IBM, AI FactSheets, AI Governance
IBM is commercializing AI FactSheets, designed to help organizations create AI governance policies.

AI governance

IBM also plans to commercialize AI FactSheets, a service that, like nutrition labels for food, would provide information about an AI model's essential characteristics, such as the model's intended purpose, performance and data it was trained on.

By commercializing AI FactSheets in Cloud Pak for Data, IBM is bringing forward a tool designed to create more trust in AI models to business organizations.

The FactSheet can be tailored to the needs and preferences of different users and audiences.
Ritu JyotiProgram vice president of AI research, IDC

The tool can automatically capture important information about a model's performance, providing organizations with real-time reporting on a model's performance. Organizations can also use AI FactSheets to better define information collected on a model, including how it was created, tested, trained, deployed and evaluated, Jyoti said.

"The FactSheet can be tailored to the needs and preferences of different users and audiences, enabling collaboration across varying levels of technical expertise that otherwise wouldn't be possible," she said.

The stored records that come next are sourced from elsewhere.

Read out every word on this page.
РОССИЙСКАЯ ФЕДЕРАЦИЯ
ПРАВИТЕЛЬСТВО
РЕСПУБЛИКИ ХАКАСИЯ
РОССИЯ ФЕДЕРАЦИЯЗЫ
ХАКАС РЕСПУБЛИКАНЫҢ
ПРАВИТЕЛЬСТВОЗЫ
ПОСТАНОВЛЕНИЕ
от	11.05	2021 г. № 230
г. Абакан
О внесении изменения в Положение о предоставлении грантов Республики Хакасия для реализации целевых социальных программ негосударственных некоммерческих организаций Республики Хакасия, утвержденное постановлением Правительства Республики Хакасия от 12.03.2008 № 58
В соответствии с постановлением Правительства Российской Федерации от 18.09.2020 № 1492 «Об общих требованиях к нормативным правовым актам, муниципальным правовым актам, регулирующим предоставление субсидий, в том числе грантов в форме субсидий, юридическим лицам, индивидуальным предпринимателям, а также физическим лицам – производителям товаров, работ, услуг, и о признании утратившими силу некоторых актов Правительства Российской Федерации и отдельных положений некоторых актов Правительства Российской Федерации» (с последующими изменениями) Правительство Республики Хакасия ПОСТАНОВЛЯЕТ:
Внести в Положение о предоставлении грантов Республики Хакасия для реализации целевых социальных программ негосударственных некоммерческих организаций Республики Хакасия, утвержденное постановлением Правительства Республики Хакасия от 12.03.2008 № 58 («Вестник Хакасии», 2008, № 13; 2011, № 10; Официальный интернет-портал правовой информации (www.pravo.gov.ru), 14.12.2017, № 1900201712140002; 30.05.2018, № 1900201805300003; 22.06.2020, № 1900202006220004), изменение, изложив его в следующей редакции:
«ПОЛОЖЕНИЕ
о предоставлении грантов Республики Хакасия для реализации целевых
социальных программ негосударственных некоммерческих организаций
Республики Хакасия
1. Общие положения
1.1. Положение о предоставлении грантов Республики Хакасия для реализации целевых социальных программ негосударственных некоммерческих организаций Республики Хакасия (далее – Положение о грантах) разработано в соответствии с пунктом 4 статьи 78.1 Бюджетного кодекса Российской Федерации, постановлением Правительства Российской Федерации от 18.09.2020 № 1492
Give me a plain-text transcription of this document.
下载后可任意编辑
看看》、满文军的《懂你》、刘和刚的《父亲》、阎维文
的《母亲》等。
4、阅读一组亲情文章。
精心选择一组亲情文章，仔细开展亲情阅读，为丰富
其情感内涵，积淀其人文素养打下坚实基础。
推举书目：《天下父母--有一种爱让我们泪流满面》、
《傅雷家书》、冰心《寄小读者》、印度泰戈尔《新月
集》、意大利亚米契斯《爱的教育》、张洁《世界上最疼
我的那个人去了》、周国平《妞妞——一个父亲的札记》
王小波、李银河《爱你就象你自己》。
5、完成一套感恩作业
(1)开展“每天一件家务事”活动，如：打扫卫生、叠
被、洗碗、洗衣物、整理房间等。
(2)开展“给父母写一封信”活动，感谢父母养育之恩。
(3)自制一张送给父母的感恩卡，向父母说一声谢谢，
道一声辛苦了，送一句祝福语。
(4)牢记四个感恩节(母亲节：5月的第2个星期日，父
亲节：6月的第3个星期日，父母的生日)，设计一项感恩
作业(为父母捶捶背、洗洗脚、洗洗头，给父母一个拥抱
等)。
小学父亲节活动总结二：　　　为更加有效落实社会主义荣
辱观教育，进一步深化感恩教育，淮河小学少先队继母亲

By collecting and defining all this information, the tool could help organizations overcome the challenge of monitoring and documenting an AI model's lifecycle to set up AI governance policies, Jyoti said.

"With proper governance of AI, we can prevent undesirable outcomes -- including models unintentionally harboring bias, being trained with improper or unapproved information, or even having unexpected shifts in performance," she explained.

AWS also jumped into the burgeoning market for explainable AI and AI bias mitigation this week with a new product release at its AWS re:Invent 2020 virtual conference earlier this week.